Empreendedora apaixonada pelo crochê, Franci transforma linhas em criatividade. Produz biquínis, maiôs, vestidos e peças artesanais carregadas de identidade própria.
Ela nunca parou de estudar. Nunca deixou de evoluir.
Faz curso de Libras, possui pós-graduação em Gestão do Relacionamento com o Cliente e acredita que conhecimento também é ferramenta de autonomia.
Franci conta que o preconceito ainda existe e que muitas pessoas continuam olhando para pessoas com deficiência com sentimento de pena.
“Alguns ainda nos enxergam como coitadinhos. Mas somos totalmente capazes.”
No Sebrae, ela afirma ter encontrado apoio, inclusão e acessibilidade. A empresa oferece ações como ginástica laboral, acupuntura e iniciativas voltadas ao bem-estar e à inclusão dos colaboradores.
Para ela, capacidade quase sempre está ligada à oportunidade.
“As pessoas e as empresas precisam gerar chances. Muitas vezes, tudo o que alguém precisa é que acreditem nela.”
E talvez o maior erro da sociedade ainda seja chamar tudo isso apenas de superação. Porque existe algo maior aqui: protagonismo.
Quando uma mulher com deficiência empreende, trabalha, estuda e ocupa espaços, ela não vende apenas um produto ou oferece apenas um serviço. Ela rompe estigmas, desafia barreiras históricas e mostra que inclusão não pode existir apenas no discurso.
“Quando existem oportunidades, acessibilidade e respeito, mostramos do que somos capazes.”
Raquel não quer ser admirada apenas por estar em uma cadeira de rodas. Franci também não quer ser definida por uma limitação física. Ambas querem ser reconhecidas pela competência, coragem e capacidade de transformar a própria história.

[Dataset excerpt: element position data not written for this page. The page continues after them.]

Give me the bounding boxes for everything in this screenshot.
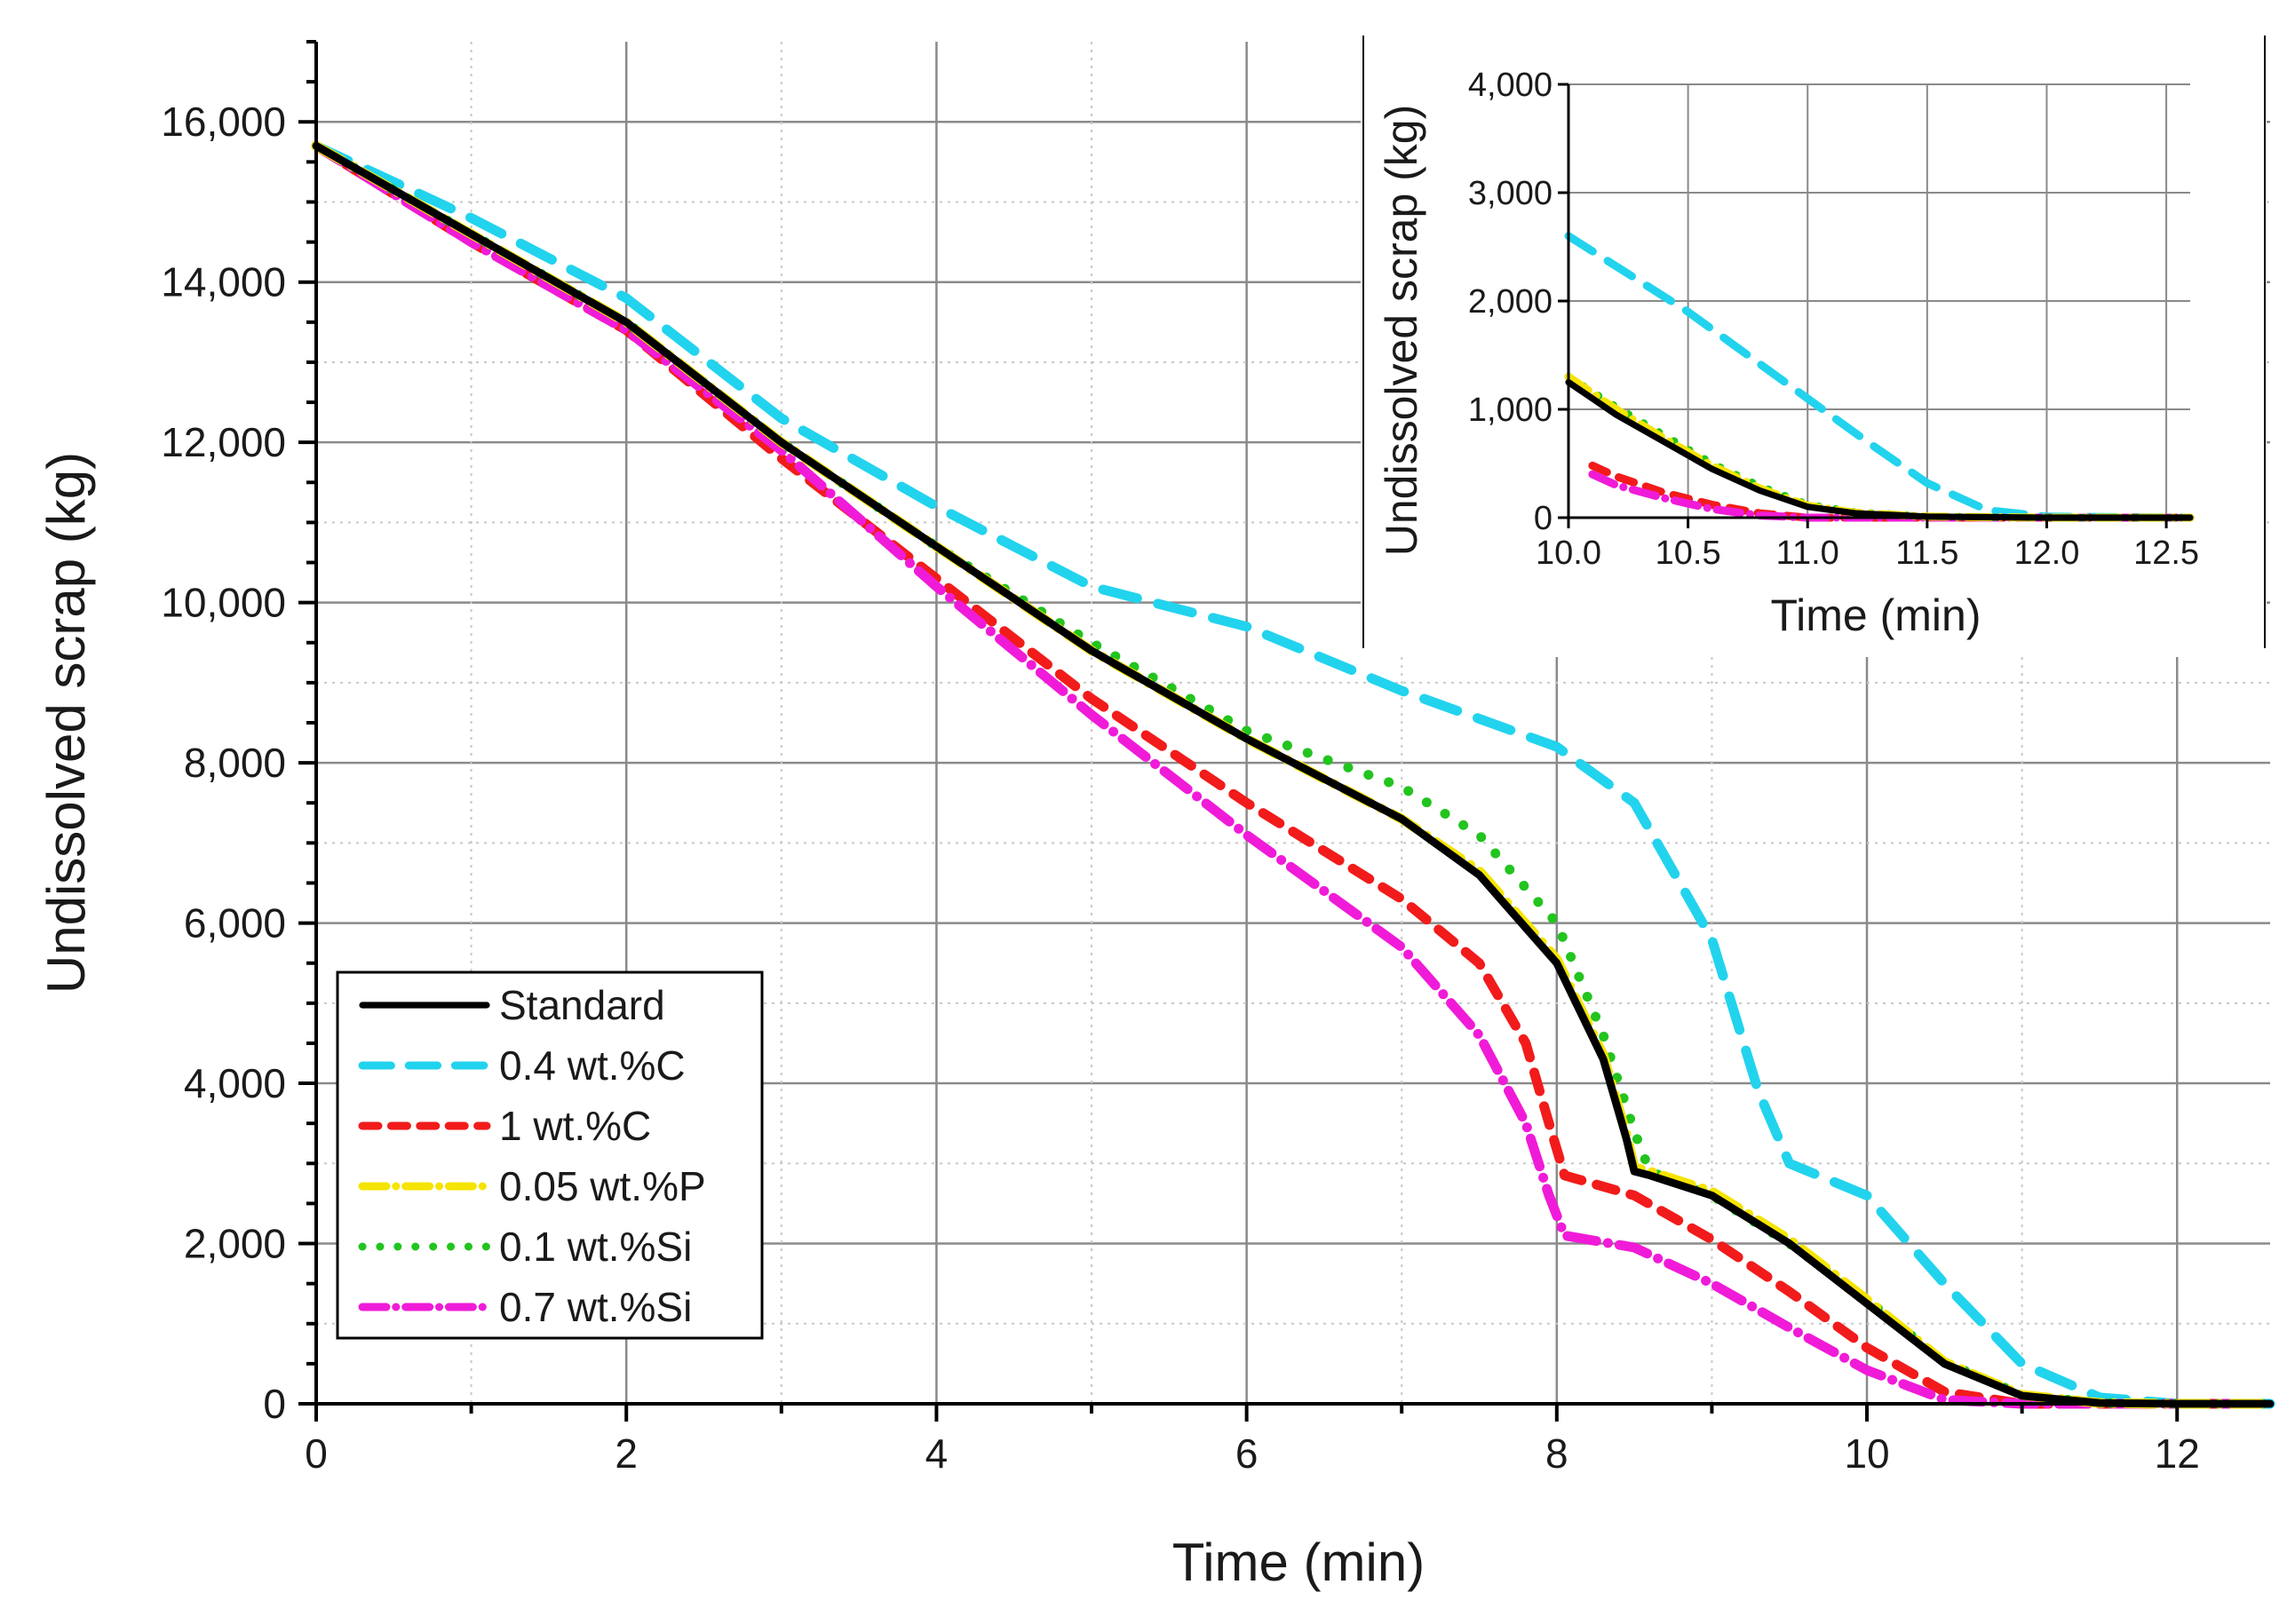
legend-label-0-1-wt-si: 0.1 wt.%Si <box>499 1224 692 1270</box>
legend: Standard 0.4 wt.%C 1 wt.%C 0.05 wt.%P 0.1 wt… <box>336 970 764 1340</box>
inset-plot: 10.0 10.5 11.0 11.5 12.0 12.5 0 1,000 2,000 3,000… <box>1361 36 2267 657</box>
inset-ticks: 10.0 10.5 11.0 11.5 12.0 12.5 0 1,000 2,000 3,000… <box>1468 67 2199 572</box>
main-lines <box>311 140 2275 1409</box>
inset-background <box>1361 36 2267 657</box>
inset-x-tick-label: 12.0 <box>2013 535 2079 572</box>
main-x-tick-label: 12 <box>2155 1430 2200 1477</box>
main-y-tick-label: 10,000 <box>161 580 286 626</box>
legend-frame <box>336 970 764 1340</box>
main-x-tick-label: 10 <box>1844 1430 1889 1477</box>
main-y-tick-label: 8,000 <box>184 740 286 786</box>
main-x-tick-label: 4 <box>925 1430 949 1477</box>
main-x-tick-label: 6 <box>1235 1430 1259 1477</box>
main-series-0-4-wt-c <box>311 140 2275 1409</box>
main-y-tick-label: 14,000 <box>161 259 286 305</box>
main-y-tick-label: 16,000 <box>161 99 286 145</box>
inset-x-tick-label: 11.0 <box>1776 535 1839 572</box>
main-y-tick-label: 4,000 <box>184 1060 286 1106</box>
main-series-0-7-wt-si <box>311 140 2275 1409</box>
main-series-0-1-wt-si <box>311 140 2275 1409</box>
inset-y-tick-label: 2,000 <box>1468 283 1552 321</box>
legend-label-0-4-wt-c: 0.4 wt.%C <box>499 1042 686 1089</box>
y-axis-title: Undissolved scrap (kg) <box>36 452 96 994</box>
main-ticks: 0 2 4 6 8 10 12 0 2,000 4,000 6,000 8,000 10,000 12,0… <box>161 40 2200 1477</box>
main-y-tick-label: 0 <box>263 1381 286 1427</box>
main-x-tick-label: 2 <box>615 1430 638 1477</box>
main-series-standard <box>312 141 2275 1408</box>
inset-x-axis-title: Time (min) <box>1770 590 1981 640</box>
legend-label-1-wt-c: 1 wt.%C <box>499 1103 651 1149</box>
inset-y-tick-label: 0 <box>1534 500 1552 537</box>
inset-series-1-wt-c <box>1588 461 2195 522</box>
main-series-1-wt-c <box>311 140 2275 1409</box>
main-y-tick-label: 2,000 <box>184 1221 286 1267</box>
inset-x-tick-label: 10.0 <box>1536 535 1601 572</box>
main-y-tick-label: 12,000 <box>161 419 286 465</box>
inset-x-tick-label: 10.5 <box>1656 535 1721 572</box>
inset-y-tick-label: 4,000 <box>1468 67 1552 104</box>
inset-x-tick-label: 12.5 <box>2133 535 2199 572</box>
inset-series-0-4-wt-c <box>1564 232 2195 522</box>
inset-y-tick-label: 1,000 <box>1468 392 1552 429</box>
main-x-tick-label: 0 <box>305 1430 328 1477</box>
main-y-tick-label: 6,000 <box>184 900 286 947</box>
inset-y-axis-title: Undissolved scrap (kg) <box>1377 105 1426 557</box>
inset-y-tick-label: 3,000 <box>1468 175 1552 212</box>
legend-label-0-05-wt-p: 0.05 wt.%P <box>499 1163 706 1209</box>
legend-items: Standard 0.4 wt.%C 1 wt.%C 0.05 wt.%P 0.1 wt… <box>358 982 706 1330</box>
legend-label-standard: Standard <box>499 982 665 1028</box>
inset-x-tick-label: 11.5 <box>1895 535 1958 572</box>
x-axis-title: Time (min) <box>1172 1533 1425 1592</box>
main-x-tick-label: 8 <box>1545 1430 1568 1477</box>
legend-label-0-7-wt-si: 0.7 wt.%Si <box>499 1284 692 1330</box>
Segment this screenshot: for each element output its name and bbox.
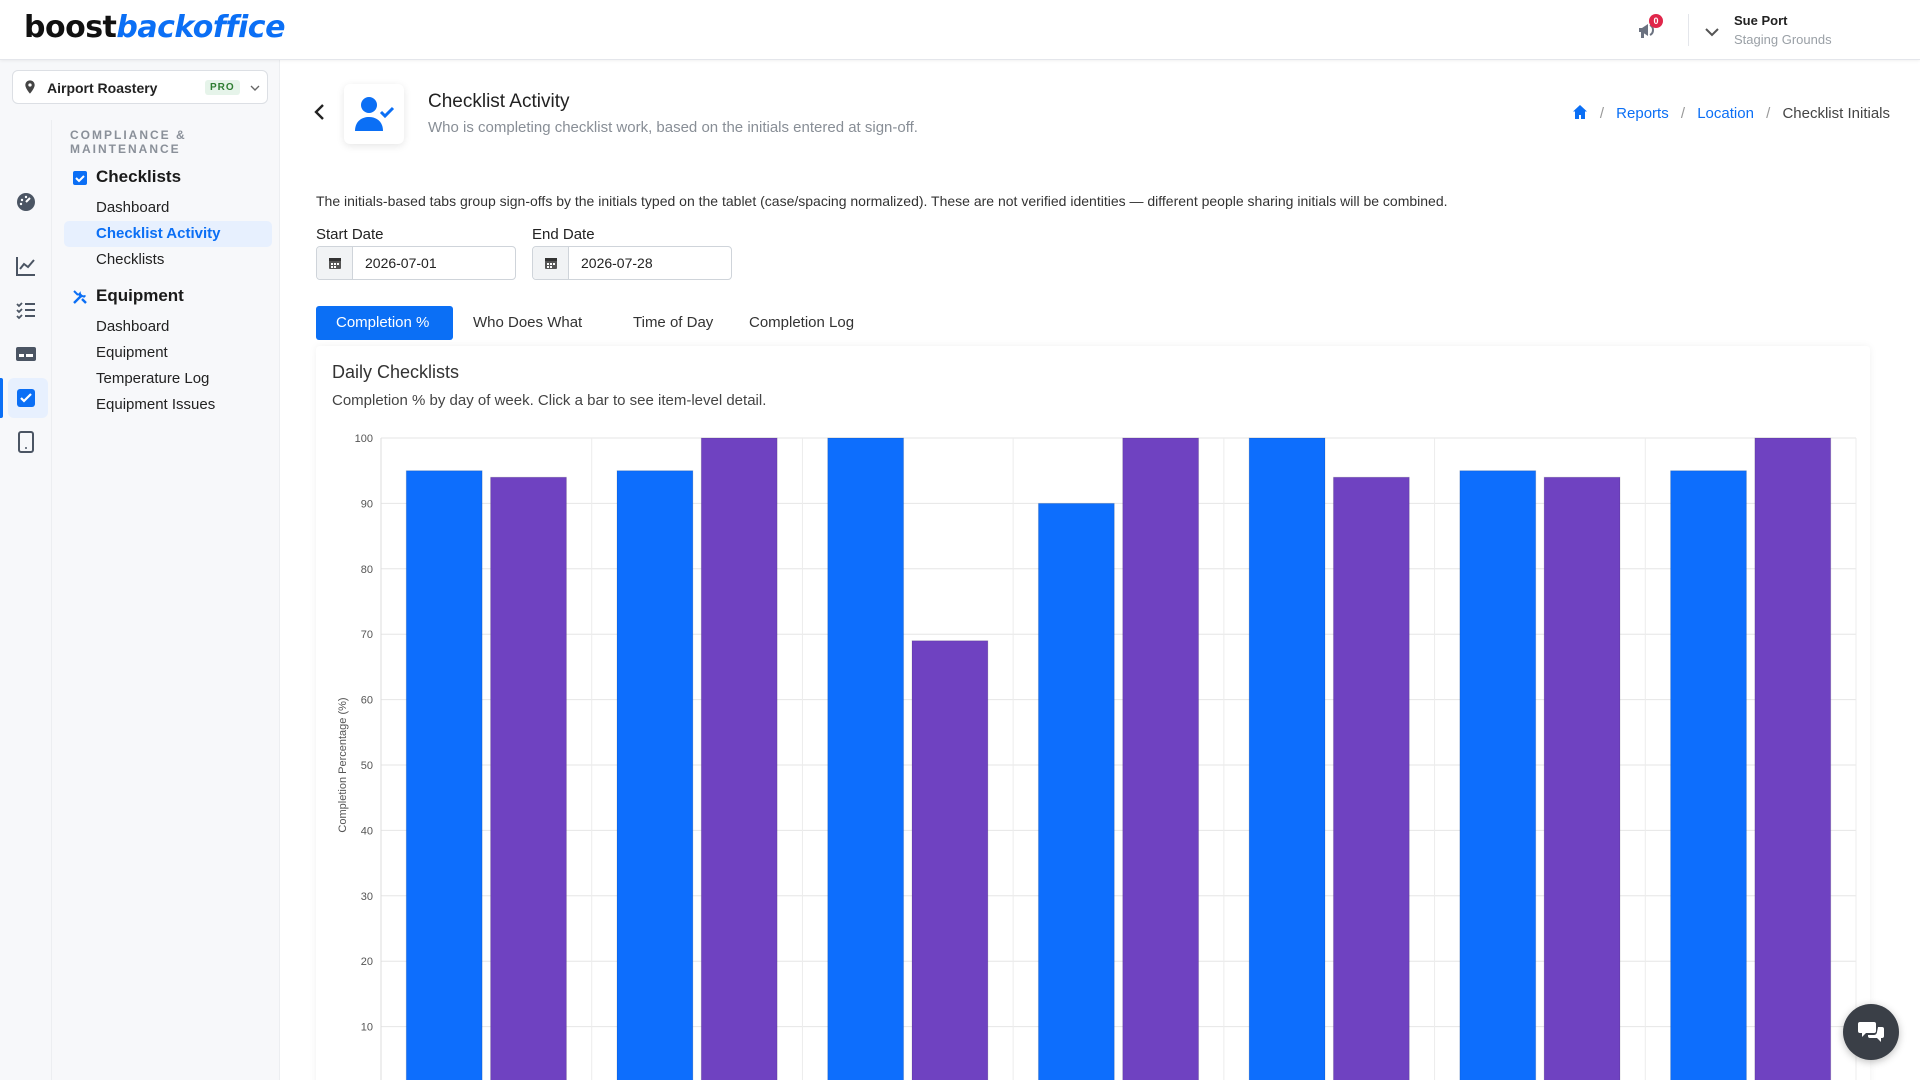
user-org: Staging Grounds bbox=[1734, 32, 1832, 47]
sidebar: Airport Roastery PRO bbox=[0, 60, 280, 1080]
chart-bar[interactable] bbox=[911, 640, 989, 1080]
tools-icon bbox=[73, 290, 87, 304]
y-tick-label: 40 bbox=[361, 825, 373, 837]
y-tick-label: 60 bbox=[361, 695, 373, 707]
y-tick-label: 20 bbox=[361, 956, 373, 968]
equipment-card-icon[interactable] bbox=[14, 342, 38, 366]
breadcrumb: / Reports / Location / Checklist Initial… bbox=[1572, 104, 1890, 122]
chart-bar[interactable] bbox=[405, 470, 483, 1080]
chart-bar[interactable] bbox=[1122, 437, 1200, 1080]
start-date-input[interactable] bbox=[353, 247, 515, 279]
tab-completion-log[interactable]: Completion Log bbox=[749, 314, 855, 331]
chart-bar[interactable] bbox=[1248, 437, 1326, 1080]
nav-item-equipment-dashboard[interactable]: Dashboard bbox=[96, 318, 170, 335]
calendar-button[interactable] bbox=[533, 247, 569, 279]
chart-bar[interactable] bbox=[1543, 476, 1621, 1080]
tab-who-does-what[interactable]: Who Does What bbox=[473, 314, 583, 331]
location-selector[interactable]: Airport Roastery PRO bbox=[12, 70, 268, 104]
end-date-field bbox=[532, 246, 732, 280]
initials-notice: The initials-based tabs group sign-offs … bbox=[316, 193, 1448, 209]
nav-item-equipment[interactable]: Equipment bbox=[96, 344, 168, 361]
calendar-button[interactable] bbox=[317, 247, 353, 279]
nav-item-checklists[interactable]: Checklists bbox=[96, 251, 165, 268]
user-name[interactable]: Sue Port bbox=[1734, 13, 1788, 28]
calendar-icon bbox=[545, 258, 557, 269]
breadcrumb-separator: / bbox=[1680, 105, 1686, 122]
nav-item-equipment-issues[interactable]: Equipment Issues bbox=[96, 396, 216, 413]
back-arrow-icon[interactable] bbox=[308, 100, 332, 124]
dashboard-gauge-icon[interactable] bbox=[14, 190, 38, 214]
chart-bar[interactable] bbox=[616, 470, 694, 1080]
y-tick-label: 50 bbox=[361, 760, 373, 772]
checkbox-icon bbox=[73, 171, 87, 185]
line-chart-icon[interactable] bbox=[14, 254, 38, 278]
daily-checklists-card: 10 20 30 40 50 60 70 80 90 100 Completion Percenta… bbox=[316, 346, 1870, 1080]
nav-item-checklists-dashboard[interactable]: Dashboard bbox=[96, 199, 170, 216]
divider bbox=[1688, 14, 1689, 46]
rail-active-indicator bbox=[0, 378, 3, 418]
nav-item-checklist-activity[interactable]: Checklist Activity bbox=[64, 221, 272, 247]
map-pin-icon bbox=[25, 80, 35, 94]
completion-bar-chart: 10 20 30 40 50 60 70 80 90 100 Completion Percenta… bbox=[337, 433, 1857, 1080]
card-subtitle: Completion % by day of week. Click a bar… bbox=[332, 392, 767, 409]
y-tick-label: 30 bbox=[361, 891, 373, 903]
page-subtitle: Who is completing checklist work, based … bbox=[428, 119, 918, 136]
chevron-down-icon[interactable] bbox=[1700, 20, 1724, 44]
y-tick-label: 100 bbox=[355, 433, 373, 445]
task-list-icon[interactable] bbox=[14, 298, 38, 322]
chart-bar[interactable] bbox=[1459, 470, 1537, 1080]
tab-completion[interactable]: Completion % bbox=[316, 306, 453, 340]
pro-badge: PRO bbox=[205, 80, 240, 95]
page-icon-box bbox=[344, 84, 404, 144]
chart-bar[interactable] bbox=[490, 476, 567, 1080]
tablet-icon[interactable] bbox=[14, 430, 38, 454]
y-axis-label: Completion Percentage (%) bbox=[337, 697, 349, 832]
y-tick-label: 10 bbox=[361, 1022, 373, 1034]
y-tick-label: 80 bbox=[361, 564, 373, 576]
y-tick-label: 90 bbox=[361, 498, 373, 510]
card-title: Daily Checklists bbox=[332, 362, 460, 382]
end-date-label: End Date bbox=[532, 226, 595, 243]
nav-item-temperature-log[interactable]: Temperature Log bbox=[96, 370, 210, 387]
chart-bar[interactable] bbox=[1754, 437, 1832, 1080]
home-icon[interactable] bbox=[1572, 104, 1588, 120]
start-date-label: Start Date bbox=[316, 226, 384, 243]
checkbox-icon[interactable] bbox=[14, 386, 38, 410]
nav-group-equipment[interactable]: Equipment bbox=[96, 286, 184, 305]
chart-bar[interactable] bbox=[827, 437, 905, 1080]
nav-group-checklists[interactable]: Checklists bbox=[96, 167, 182, 186]
notification-badge: 0 bbox=[1649, 14, 1663, 28]
y-tick-label: 70 bbox=[361, 629, 373, 641]
icon-rail bbox=[0, 120, 52, 1080]
tab-time-of-day[interactable]: Time of Day bbox=[633, 314, 714, 331]
chart-bar[interactable] bbox=[1332, 476, 1410, 1080]
top-bar: boostbackoffice 0 Sue Port Staging Groun… bbox=[0, 0, 1920, 60]
breadcrumb-reports[interactable]: Reports bbox=[1616, 105, 1669, 122]
nav-section-title: COMPLIANCE & MAINTENANCE bbox=[70, 128, 187, 156]
breadcrumb-separator: / bbox=[1766, 105, 1771, 122]
start-date-field bbox=[316, 246, 516, 280]
page-title: Checklist Activity bbox=[428, 91, 570, 112]
chat-button[interactable] bbox=[1843, 1004, 1899, 1060]
chart-bar[interactable] bbox=[700, 437, 778, 1080]
end-date-input[interactable] bbox=[569, 247, 731, 279]
chart-bar[interactable] bbox=[1037, 502, 1115, 1080]
breadcrumb-current: Checklist Initials bbox=[1782, 105, 1890, 122]
chat-bubbles-icon bbox=[1858, 1022, 1884, 1042]
calendar-icon bbox=[329, 258, 341, 269]
app-logo[interactable]: boostbackoffice bbox=[24, 10, 285, 45]
breadcrumb-location[interactable]: Location bbox=[1697, 105, 1754, 122]
breadcrumb-separator: / bbox=[1599, 105, 1604, 122]
chart-bar[interactable] bbox=[1670, 470, 1747, 1080]
location-name: Airport Roastery bbox=[47, 80, 158, 96]
chevron-down-icon bbox=[250, 85, 260, 91]
user-check-icon bbox=[355, 97, 395, 131]
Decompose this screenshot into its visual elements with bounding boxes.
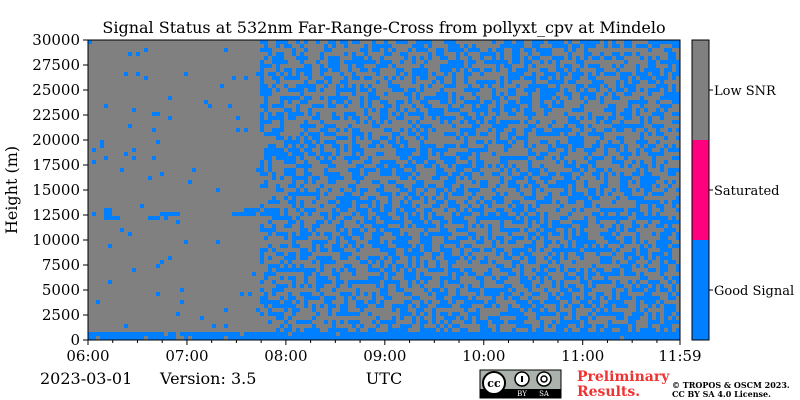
x-axis-label: UTC — [366, 369, 402, 388]
date-label: 2023-03-01 — [40, 369, 132, 388]
y-axis-label: Height (m) — [2, 146, 21, 234]
signal-pixel-layer — [88, 40, 680, 340]
colorbar-segment — [692, 140, 709, 240]
colorbar-label: Low SNR — [714, 84, 777, 99]
y-tick-label: 22500 — [32, 106, 80, 124]
colorbar-frame — [691, 39, 710, 341]
y-tick-label: 7500 — [42, 256, 80, 274]
cc-logo-icon — [482, 371, 506, 395]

E isso já deveria ser suficiente.
Histórias como as de Raquel e Franci Mary nos ensinam que inclusão também é reflexão, oportunidade e mudança de olhar. Porque muitas das limitações que ainda existem não estão no corpo de quem possui uma deficiência física, mas nas barreiras atitudinais criadas por uma sociedade que ainda precisa aprender a ser inclusiva em vez de exclusiva.